В соседнем дворе хлопнула дверь — Шурко скрылся в доме.
— И украдет, — сказал Серый. — Он такой. Или кота затолкает в голубятню. Я его знаю.
— А что же делать?
— Надо, наверное, отдать всех голубей Гаврилке.
— Это мысль. Скажи ему завтра же. К тому же драконы и бабочки могут вернуться к бухгалтеру: Шурко наверняка дал нам распарованных... А ты не хочешь держать голубей?
— Нет. Мне это неинтересно, — ответил Серый.
— Понятно. Мне тоже. А все-таки разноцветные стеклышки нам помогли, согласен?
Ночью я еще дважды просыпался и ходил к голубятне. Шурко больше не появлялся.
11
Щукин работал неделю. И всю эту неделю я проклинал тот день и час, когда вздумал ехать в Васильки. Холст, краски, кисти, рейки для подрамников — все это удалось достать с большим трудом. К тому же я с каждым днем все глубже влезал в долги, так как Никита Григорьевич под всякими предлогами отказывался давать мне деньги на материалы и не оплачивал работу Щукина. Разумеется, он не совсем отказывался, а лишь отодвигал сроки, ссылаясь на то, что в настоящее время денег на счету якобы нет.

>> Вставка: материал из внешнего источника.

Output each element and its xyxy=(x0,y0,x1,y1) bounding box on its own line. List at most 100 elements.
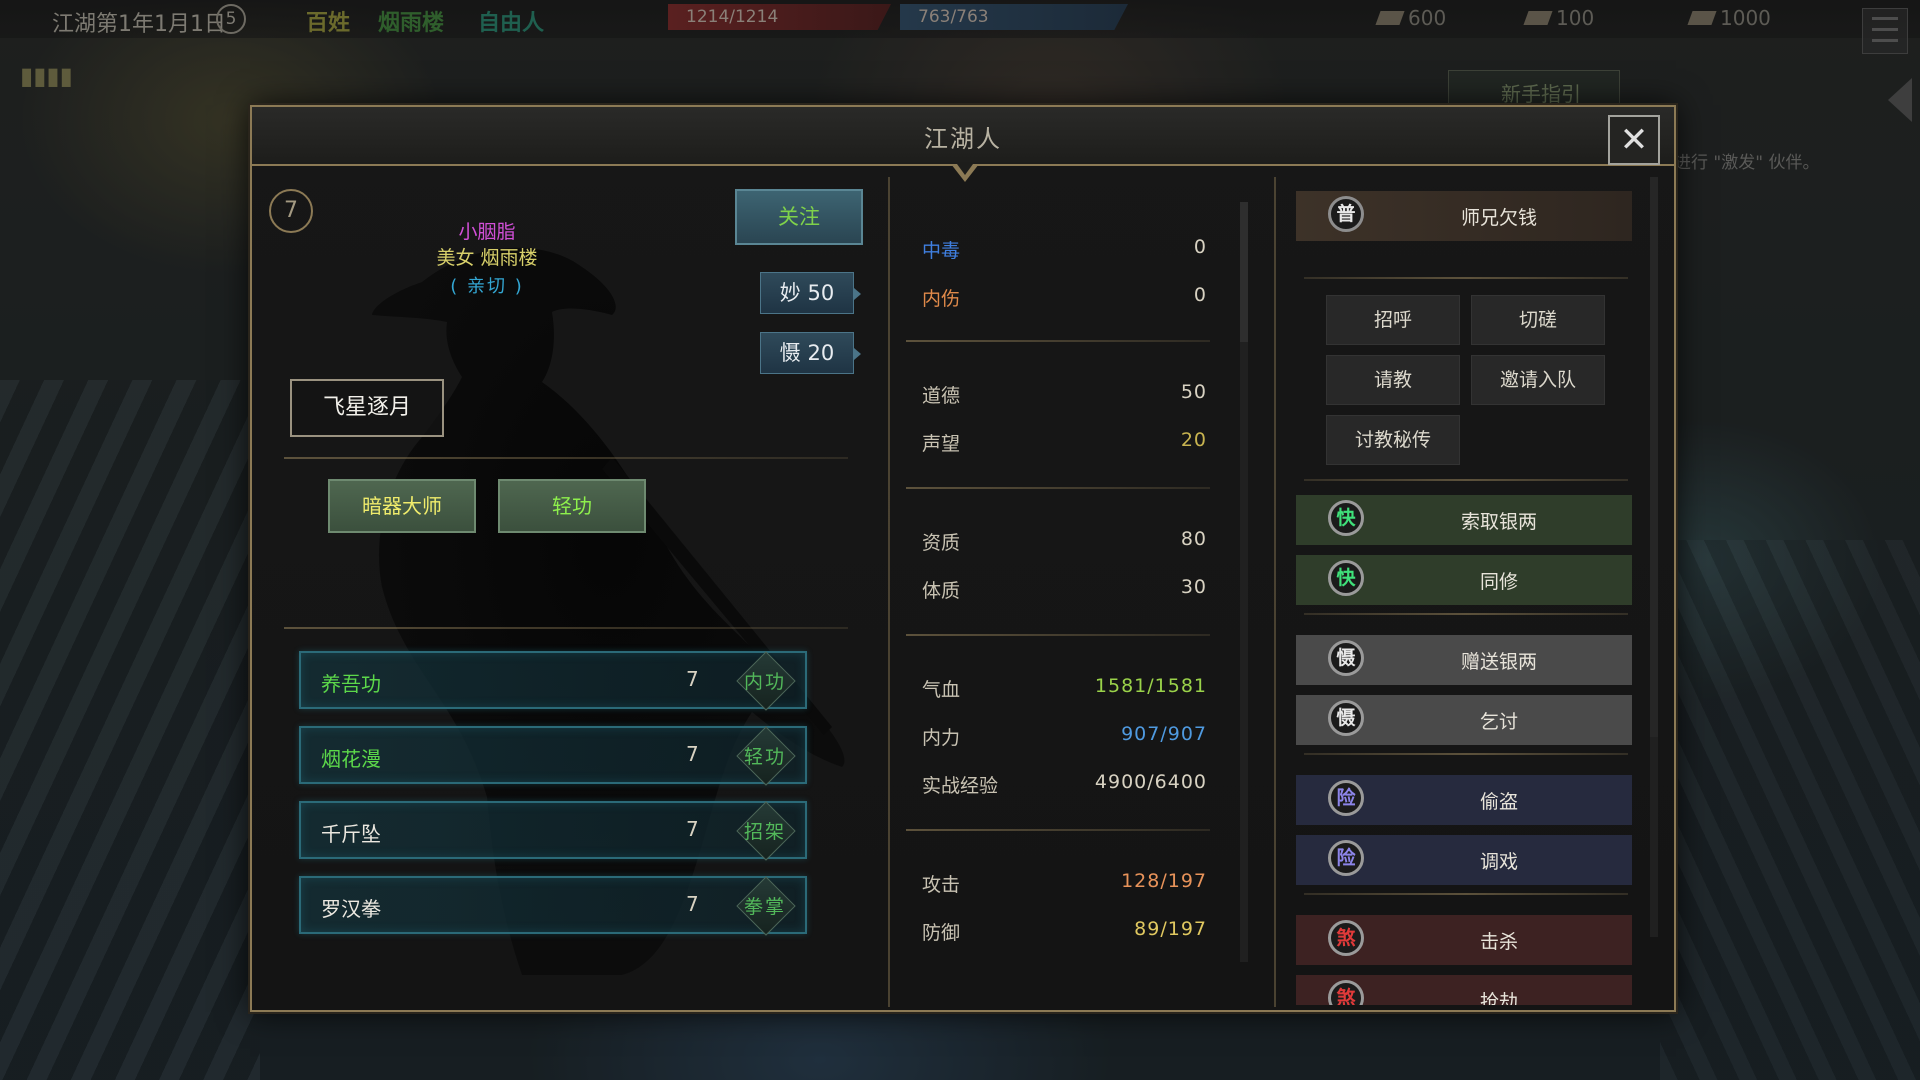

— А когда же они будут? — спрашивал я, не скрывая раздражения.
— Когда будут, тогда и будут, — отвечал Никита Григорьевич. — Когда трест перечислит... — и багровел, потому что едва сдерживал желание нагрубить мне.
Часть необходимых денег одалживал мне Николай Николаевич, часть — родители Сани Данилова. Тридцать рублей добровольно внес Лука Филатов. В качестве аванса я отдал Щукину свою зарплату за полмесяца и стал обедать в совхозной столовой в долг.
Я помогал Щукину раскрашивать на холстах поля, дома и деревья, пилил и строгал рейки для подрамников, сшивал на машинке и вручную куски мешковины, грунтовал ее, разводил и смешивал краски, мыл кисти — короче выполнял работу подмастерья и, как сказал Щукин, «выполнял ее с великим усердием, достойным похвалы».
— Мне такого компаньона, как ты, и я бы через год стал миллионером, ей-богу, — сказал как-то Щукин.
Я горько усмехнулся в ответ, подумав о том, что еще несколько дней такого усердия, и я за год не вылезу из долгов.
Каждое утро, когда я входил во времянку, где поселился Щукин, он обязательно спрашивал:
— Появились деньги на счету?
Всякий раз огорчив Щукина ответом, я тут же торопился пригласить его в свою комнату на чашку кофе с бутербродом.
Он вздыхал и принимался одеваться, кряхтя и зевая.
Горячий кофейник и бутерброды с брынзой уже были на столе, когда я отправился будить Щукина в то утро. Войдя во времянку, я сел на стул у кровати и стал насвистывать марш. Щукин заворочался, высунул из-под одеяла голову.
— Вставайте, граф, — сказал я словами слуги Сен-Симона, — вас ждут великие дела.
— А-а, — закряхтел он. — Это опять ты.